I don't mention it here very often. It's still on and is imminently close. But I don't mention it here because I don't want it to permeate EVERY part of my life.
But it does. I can't fight it. It effects my choice of clothing for work (what do I have left in my closet), my grocery shopping trips (will we eat this all?) and my conversations. It is hard - it is exhausting and emotionally gruelling.
But that's ok. It is part of the deal and we knew that going in. I am trying to make it part of the experience - knowing that every experience has good parts, bad parts and unbelievable parts.
The best part of this past week was when four amazing girls - J., Andi, Cathy and Lauren - knit me a blanket to keep me warm on Austrlian winter nights. The blanket is gorgeous and knit with amazingly soft yarn, but the best part - it was made by them with love. So when I'm sitting in Perth trying not to get homesick, I can wrap this around me and think of them, and their laughter and how much they make me smile. And they will continue to do so. Computers will be warmed up and the net will be buzzing with us girls laughing online. It'll work, because we'll make it work.
5 comments:
Amen, Sister.
And thanks for not crying when we gave it to you. And thanks for not making me cry. Yet.

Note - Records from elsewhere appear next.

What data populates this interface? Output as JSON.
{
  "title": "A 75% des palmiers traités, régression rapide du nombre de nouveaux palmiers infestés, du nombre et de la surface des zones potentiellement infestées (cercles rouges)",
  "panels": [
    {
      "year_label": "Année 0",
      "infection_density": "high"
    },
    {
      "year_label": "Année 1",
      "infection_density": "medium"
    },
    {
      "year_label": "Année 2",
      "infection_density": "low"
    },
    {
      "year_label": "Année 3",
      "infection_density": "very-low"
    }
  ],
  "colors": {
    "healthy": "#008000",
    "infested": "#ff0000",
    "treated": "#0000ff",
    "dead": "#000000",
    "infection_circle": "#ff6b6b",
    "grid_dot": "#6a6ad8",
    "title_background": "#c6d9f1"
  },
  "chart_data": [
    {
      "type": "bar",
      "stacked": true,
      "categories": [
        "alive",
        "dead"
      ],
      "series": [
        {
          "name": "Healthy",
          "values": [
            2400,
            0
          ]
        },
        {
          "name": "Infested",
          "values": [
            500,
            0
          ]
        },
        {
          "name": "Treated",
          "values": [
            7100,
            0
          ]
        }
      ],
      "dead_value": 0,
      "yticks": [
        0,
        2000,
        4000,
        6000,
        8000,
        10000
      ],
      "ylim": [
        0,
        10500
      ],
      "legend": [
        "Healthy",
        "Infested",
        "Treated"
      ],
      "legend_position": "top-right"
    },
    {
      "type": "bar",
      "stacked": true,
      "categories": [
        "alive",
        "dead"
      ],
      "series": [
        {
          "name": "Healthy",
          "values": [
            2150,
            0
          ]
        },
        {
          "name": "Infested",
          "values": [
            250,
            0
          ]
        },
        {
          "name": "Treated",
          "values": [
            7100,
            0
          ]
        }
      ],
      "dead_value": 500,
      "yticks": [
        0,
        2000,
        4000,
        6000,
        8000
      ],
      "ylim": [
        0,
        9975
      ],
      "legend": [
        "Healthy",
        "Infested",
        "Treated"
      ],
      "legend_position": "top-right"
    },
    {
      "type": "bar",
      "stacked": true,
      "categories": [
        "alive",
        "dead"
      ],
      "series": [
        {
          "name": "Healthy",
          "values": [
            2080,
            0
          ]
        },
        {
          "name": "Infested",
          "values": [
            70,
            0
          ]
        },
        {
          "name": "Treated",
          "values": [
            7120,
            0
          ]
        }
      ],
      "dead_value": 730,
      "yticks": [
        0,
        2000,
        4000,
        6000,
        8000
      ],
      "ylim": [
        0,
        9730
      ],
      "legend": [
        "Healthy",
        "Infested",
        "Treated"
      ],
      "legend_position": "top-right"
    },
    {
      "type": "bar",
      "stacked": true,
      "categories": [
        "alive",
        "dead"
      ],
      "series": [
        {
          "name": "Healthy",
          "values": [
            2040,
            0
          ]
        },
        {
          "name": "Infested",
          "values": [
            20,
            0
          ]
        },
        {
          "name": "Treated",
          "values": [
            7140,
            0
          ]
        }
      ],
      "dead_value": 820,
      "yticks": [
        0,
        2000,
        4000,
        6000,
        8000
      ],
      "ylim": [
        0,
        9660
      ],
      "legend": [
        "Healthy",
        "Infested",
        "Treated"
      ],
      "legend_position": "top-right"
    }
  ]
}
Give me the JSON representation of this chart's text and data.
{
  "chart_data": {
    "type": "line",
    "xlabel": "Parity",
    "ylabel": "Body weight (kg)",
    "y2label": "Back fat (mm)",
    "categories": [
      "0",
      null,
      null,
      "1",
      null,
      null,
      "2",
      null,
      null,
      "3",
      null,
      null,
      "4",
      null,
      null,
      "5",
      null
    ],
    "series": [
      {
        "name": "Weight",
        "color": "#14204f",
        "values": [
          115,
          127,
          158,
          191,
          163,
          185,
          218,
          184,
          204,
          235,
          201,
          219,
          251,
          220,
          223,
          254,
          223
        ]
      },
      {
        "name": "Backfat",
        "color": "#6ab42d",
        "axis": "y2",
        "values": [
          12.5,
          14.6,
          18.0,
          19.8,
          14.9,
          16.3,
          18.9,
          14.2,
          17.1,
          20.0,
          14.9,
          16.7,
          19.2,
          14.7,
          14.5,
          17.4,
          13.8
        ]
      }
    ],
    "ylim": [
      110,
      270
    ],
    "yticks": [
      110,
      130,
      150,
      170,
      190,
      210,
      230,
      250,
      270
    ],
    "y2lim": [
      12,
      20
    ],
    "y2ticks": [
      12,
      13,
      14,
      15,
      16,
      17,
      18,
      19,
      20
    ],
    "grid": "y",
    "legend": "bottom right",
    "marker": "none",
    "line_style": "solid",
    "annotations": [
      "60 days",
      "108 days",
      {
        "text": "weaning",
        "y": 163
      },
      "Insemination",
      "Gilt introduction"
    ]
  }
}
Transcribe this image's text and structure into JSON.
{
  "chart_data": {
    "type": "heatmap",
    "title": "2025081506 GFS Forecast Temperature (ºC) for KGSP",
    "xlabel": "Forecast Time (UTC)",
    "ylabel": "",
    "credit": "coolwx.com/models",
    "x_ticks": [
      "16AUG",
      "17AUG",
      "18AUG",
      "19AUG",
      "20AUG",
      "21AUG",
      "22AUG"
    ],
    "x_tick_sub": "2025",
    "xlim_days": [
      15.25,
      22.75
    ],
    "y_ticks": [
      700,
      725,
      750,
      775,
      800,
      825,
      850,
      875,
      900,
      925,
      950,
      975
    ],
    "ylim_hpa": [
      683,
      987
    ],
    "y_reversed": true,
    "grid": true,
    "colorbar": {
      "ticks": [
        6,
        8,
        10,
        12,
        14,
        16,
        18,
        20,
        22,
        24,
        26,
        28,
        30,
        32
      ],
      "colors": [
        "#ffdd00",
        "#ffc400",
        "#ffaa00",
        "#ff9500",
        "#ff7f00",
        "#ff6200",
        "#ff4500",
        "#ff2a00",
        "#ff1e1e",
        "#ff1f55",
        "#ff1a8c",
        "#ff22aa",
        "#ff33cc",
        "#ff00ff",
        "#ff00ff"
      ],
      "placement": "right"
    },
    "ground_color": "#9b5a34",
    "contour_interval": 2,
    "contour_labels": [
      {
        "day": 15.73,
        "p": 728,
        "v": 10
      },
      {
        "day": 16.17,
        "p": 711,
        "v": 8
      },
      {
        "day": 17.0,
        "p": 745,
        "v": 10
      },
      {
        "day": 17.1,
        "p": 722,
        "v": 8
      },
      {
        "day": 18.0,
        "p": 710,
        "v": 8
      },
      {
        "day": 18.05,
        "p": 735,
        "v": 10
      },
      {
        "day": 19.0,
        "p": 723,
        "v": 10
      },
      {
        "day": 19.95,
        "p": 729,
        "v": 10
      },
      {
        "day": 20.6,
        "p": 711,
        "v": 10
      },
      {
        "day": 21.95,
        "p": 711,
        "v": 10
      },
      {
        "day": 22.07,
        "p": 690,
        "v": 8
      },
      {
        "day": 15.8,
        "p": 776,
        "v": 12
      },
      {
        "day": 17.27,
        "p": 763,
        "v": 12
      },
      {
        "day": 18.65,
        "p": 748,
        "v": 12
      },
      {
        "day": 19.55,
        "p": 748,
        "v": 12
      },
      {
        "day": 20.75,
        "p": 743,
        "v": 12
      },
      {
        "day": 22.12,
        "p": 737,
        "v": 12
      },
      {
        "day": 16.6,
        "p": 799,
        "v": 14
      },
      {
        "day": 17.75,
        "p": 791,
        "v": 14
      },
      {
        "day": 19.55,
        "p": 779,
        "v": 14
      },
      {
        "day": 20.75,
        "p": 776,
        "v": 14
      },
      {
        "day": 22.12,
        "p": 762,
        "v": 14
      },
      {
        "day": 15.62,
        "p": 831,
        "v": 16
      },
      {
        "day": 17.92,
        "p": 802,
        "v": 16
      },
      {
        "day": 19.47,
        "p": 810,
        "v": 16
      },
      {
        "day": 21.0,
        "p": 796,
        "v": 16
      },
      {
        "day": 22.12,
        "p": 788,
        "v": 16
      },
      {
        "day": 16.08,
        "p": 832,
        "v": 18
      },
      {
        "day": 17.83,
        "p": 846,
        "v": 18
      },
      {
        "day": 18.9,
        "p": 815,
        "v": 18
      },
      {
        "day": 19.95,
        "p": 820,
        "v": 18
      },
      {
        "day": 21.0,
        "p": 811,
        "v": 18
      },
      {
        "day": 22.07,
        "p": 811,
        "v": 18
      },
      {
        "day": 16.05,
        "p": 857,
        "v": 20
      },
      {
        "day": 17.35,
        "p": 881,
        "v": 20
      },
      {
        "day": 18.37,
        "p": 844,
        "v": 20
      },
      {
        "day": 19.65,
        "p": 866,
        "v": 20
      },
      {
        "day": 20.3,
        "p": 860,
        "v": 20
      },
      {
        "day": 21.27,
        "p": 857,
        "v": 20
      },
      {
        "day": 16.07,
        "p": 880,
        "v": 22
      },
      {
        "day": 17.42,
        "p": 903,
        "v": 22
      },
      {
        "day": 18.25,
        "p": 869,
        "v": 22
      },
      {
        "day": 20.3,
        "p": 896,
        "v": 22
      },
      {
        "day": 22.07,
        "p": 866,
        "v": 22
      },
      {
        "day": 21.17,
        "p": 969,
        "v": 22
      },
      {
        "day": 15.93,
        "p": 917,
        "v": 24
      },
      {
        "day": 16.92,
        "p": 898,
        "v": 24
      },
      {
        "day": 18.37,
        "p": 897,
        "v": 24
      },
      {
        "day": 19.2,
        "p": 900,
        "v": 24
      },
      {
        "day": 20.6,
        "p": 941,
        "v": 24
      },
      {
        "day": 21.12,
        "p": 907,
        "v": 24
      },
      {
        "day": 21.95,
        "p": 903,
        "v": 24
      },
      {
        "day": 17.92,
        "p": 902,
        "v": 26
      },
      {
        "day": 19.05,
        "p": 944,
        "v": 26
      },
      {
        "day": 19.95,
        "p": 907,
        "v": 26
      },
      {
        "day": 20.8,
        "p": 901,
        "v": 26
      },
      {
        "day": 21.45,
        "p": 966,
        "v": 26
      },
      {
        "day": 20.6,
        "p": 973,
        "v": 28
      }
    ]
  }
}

What a lovely comforting thing to do. And thank goodness we live in a marvelous electronic age so that its easy to keep in touch with the people you love.
Awww that sounds like a great gift.
What Jo said.
Crying moratorium! (And yes. I realize I've broken it, but I'm trying. I really am.)
That does sound like a great gift! I hope the move goes smoothly for you. Living in Australia sounds like a great adventure.